The circle formed once again, Shining Armor in the middle.

Pumping his fist into the air with each word, Shining Armor shouted into the night sky, "I... LOVE... ASSES!"

The crowd exploded into cheering and applause once again. By the end of the night, Shining Armor had observed so many asses that he had no trouble telling the nice ones from the bad ones. He could tell the smartasses from the dumbasses and the badasses from the niceasses.

After two hours of unadulterated ass-appreciation, the event was finally over, and the winners were declared. Shining Armor, tired and worn out, trudged lethargically back to the Royal Castle. You could say he half-assed it.

When he finally arrived at the Royal Castle, he trotted up to his bedroom and swung open the door. Standing inside was his wife, Princess Cadence. She was looking for something underneath the bed. Shining Armor smiled, and could not help but look at her ass.

He was petrified. Her ass was not nice at all.
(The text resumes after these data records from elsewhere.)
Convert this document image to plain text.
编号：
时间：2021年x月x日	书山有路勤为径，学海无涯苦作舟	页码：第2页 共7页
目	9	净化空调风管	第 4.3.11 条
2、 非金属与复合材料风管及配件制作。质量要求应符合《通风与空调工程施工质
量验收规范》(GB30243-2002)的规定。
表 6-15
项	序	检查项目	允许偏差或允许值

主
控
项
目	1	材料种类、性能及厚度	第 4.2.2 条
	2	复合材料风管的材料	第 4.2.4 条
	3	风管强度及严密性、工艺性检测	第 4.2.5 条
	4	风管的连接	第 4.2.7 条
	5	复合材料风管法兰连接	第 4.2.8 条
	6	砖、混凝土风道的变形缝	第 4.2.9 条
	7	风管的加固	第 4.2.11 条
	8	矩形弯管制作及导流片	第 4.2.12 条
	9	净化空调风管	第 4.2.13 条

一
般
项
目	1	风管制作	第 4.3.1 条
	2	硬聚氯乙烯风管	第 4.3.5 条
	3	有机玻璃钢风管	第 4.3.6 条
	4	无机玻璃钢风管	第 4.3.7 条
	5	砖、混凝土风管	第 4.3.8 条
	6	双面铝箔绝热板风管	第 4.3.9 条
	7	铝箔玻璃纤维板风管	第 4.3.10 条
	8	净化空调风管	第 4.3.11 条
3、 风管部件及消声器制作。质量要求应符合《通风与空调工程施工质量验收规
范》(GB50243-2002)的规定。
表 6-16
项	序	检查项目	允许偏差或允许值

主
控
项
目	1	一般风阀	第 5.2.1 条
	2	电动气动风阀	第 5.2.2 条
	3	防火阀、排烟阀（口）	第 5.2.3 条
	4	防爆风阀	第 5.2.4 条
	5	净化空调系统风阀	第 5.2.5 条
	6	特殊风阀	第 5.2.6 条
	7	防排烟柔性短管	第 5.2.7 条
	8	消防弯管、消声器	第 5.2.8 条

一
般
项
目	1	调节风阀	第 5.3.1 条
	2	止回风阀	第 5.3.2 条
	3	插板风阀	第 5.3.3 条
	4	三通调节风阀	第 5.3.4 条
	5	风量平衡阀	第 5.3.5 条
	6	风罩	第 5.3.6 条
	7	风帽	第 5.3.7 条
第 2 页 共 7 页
"Um, honey, I don't think this marriage is going to work out."

"Wha- Wait, why?" responded Cadence.

"Ass, Cadence. Dat ass."

Shining Armor stared long and hard at her ass. There was no redeeming it. Reluctantly, he closed his eyes and solemnly shook his head. It was over.

ASS DISAPPROVED.

Cadence began to cry, and then galloped out of the room.

Shining Armor watched her leave. When she was gone, he shouted, "Bring on the asses!"

The room was filled with mares and their asses (and a donkey or two). They were literally all up in Shining Armor's face.

The room was filled with music and chants of the words "dat ass".

The night was ass-tastic.

And thus, Shining Armor learned to never again question the importance of dat ass.